Prévisionnels communiqués par le franchiseur au franchisé

Absence de manquement du franchiseur à son obligation d’information précontractuelle malgré la fourniture de comptes prévisionnels.

Dans un arrêt du 24 octobre 2019, la Cour d’appel de Versailles confirme un jugement rendu par le Tribunal de commerce de Versailles, le 24 janvier 2018, qui a débouté un franchisé de sa demande en nullité du contrat de franchise, en raison de l’absence de manquement du franchiseur à son obligation d’information précontractuelle.

En l’espèce, un franchiseur qui exploite un réseau de franchise de restaurants sous l’enseigne « Bistrot du boucher », a remis un document d’information précontractuel (ci-après « DIP ») et des comptes prévisionnels à un candidat.

Seulement sept mois après l’ouverture du restaurant, la société franchisée sera placée sous procédure de redressement judiciaire, ultérieurement convertie en liquidation judiciaire.

La société franchisée assignera le franchiseur en nullité du contrat de franchise en invoquant notamment deux manquements du franchiseur relatifs à son obligation d’information précontractuelle :

- Remise d’un DIP incomplet et erroné ;

- Etablissement de comptes prévisionnels irréalistes et trompeurs.

Concernant la transmission d’informations précontractuelles incomplètes ou erronées dans le DIP, la Cour d’appel rappelle dans un premier temps les dispositions de l’article L.330-3 du Code de commerce :

« Toute personne qui met à la disposition d'une autre personne un nom commercial, une marque ou une enseigne, en exigeant d'elle un engagement d'exclusivité ou de quasi-exclusivité pour l'exercice de son activité, est tenue, préalablement à la signature de tout contrat conclu dans l'intérêt commun des deux parties, de fournir à l'autre partie un document donnant des informations sincères, qui lui permette de s'engager en connaissance de cause.

Ce document, dont le contenu est fixé par décret, précise notamment, l'ancienneté et l'expérience de l'entreprise, l'état et les perspectives de développement du marché concerné, l'importance du réseau d'exploitants, la durée, les conditions de renouvellement, de résiliation et de cession du contrat ainsi que le champ des exclusivités. »

La Cour rappelle ensuite que l’état local du marché « ne correspond pas à une analyse du marché (cette analyse incombant au seul franchisé), mais simplement à une présentation générale de la situation locale ».

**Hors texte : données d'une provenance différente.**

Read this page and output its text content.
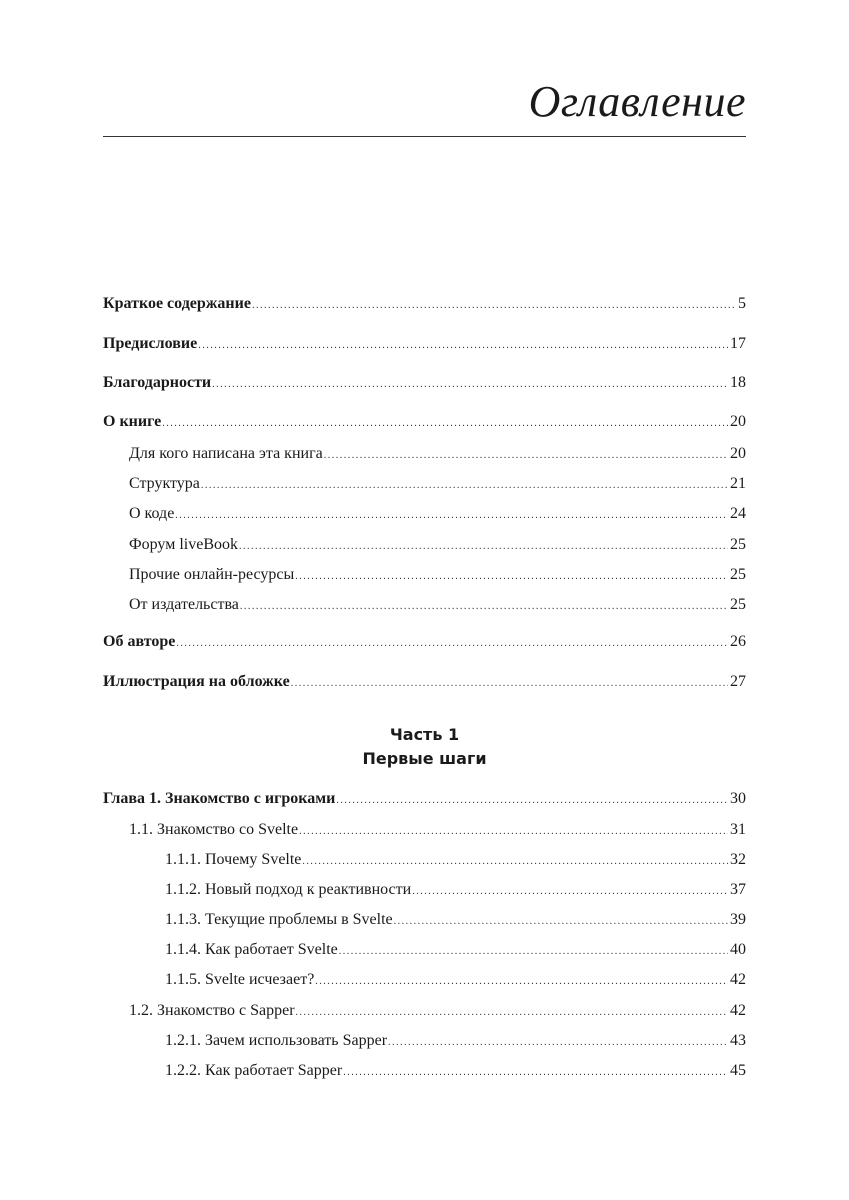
Оглавление
Краткое содержание .....	5
Предисловие .....	17
Благодарности .....	18
О книге .....	20
Для кого написана эта книга .....	20
Структура .....	21
О коде .....	24
Форум liveBook .....	25
Прочие онлайн-ресурсы .....	25
От издательства .....	25
Об авторе .....	26
Иллюстрация на обложке .....	27
Часть 1
Первые шаги
Глава 1. Знакомство с игроками .....	30
1.1. Знакомство со Svelte .....	31
1.1.1. Почему Svelte .....	32
1.1.2. Новый подход к реактивности .....	37
1.1.3. Текущие проблемы в Svelte .....	39
1.1.4. Как работает Svelte .....	40
1.1.5. Svelte исчезает? .....	42
1.2. Знакомство с Sapper .....	42
1.2.1. Зачем использовать Sapper .....	43
1.2.2. Как работает Sapper .....	45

Ainsi, même si les dispositions du DIP prévoyaient une assistance du franchiseur pour l’étude d’implantation, cela ne signifiait pas pour autant que le franchiseur devait lui-même réaliser une telle étude. Il appartenait au seul franchisé de la réaliser, comme cela était par ailleurs prévu dans le contrat de franchise signé entre les parties.

De plus, la Cour constate que le franchisé avait précisé dans son dossier de candidature le nom de ses concurrents en ajoutant « la concurrence est toujours bonne » ce qui démontre, selon la Cour, qu’il « avait parfaitement conscience de l’impact que pouvait avoir la concurrence sur l’ouverture de son restaurant ». Cette solution est classique : si le franchiseur doit fournir un état du marché, l’étude du marché revient au franchisé.

Compte tenu de ces éléments, la Cour rejette un quelconque manquement de la part du franchiseur à son obligation d’information précontractuelle telle qu’elle résulte du DIP.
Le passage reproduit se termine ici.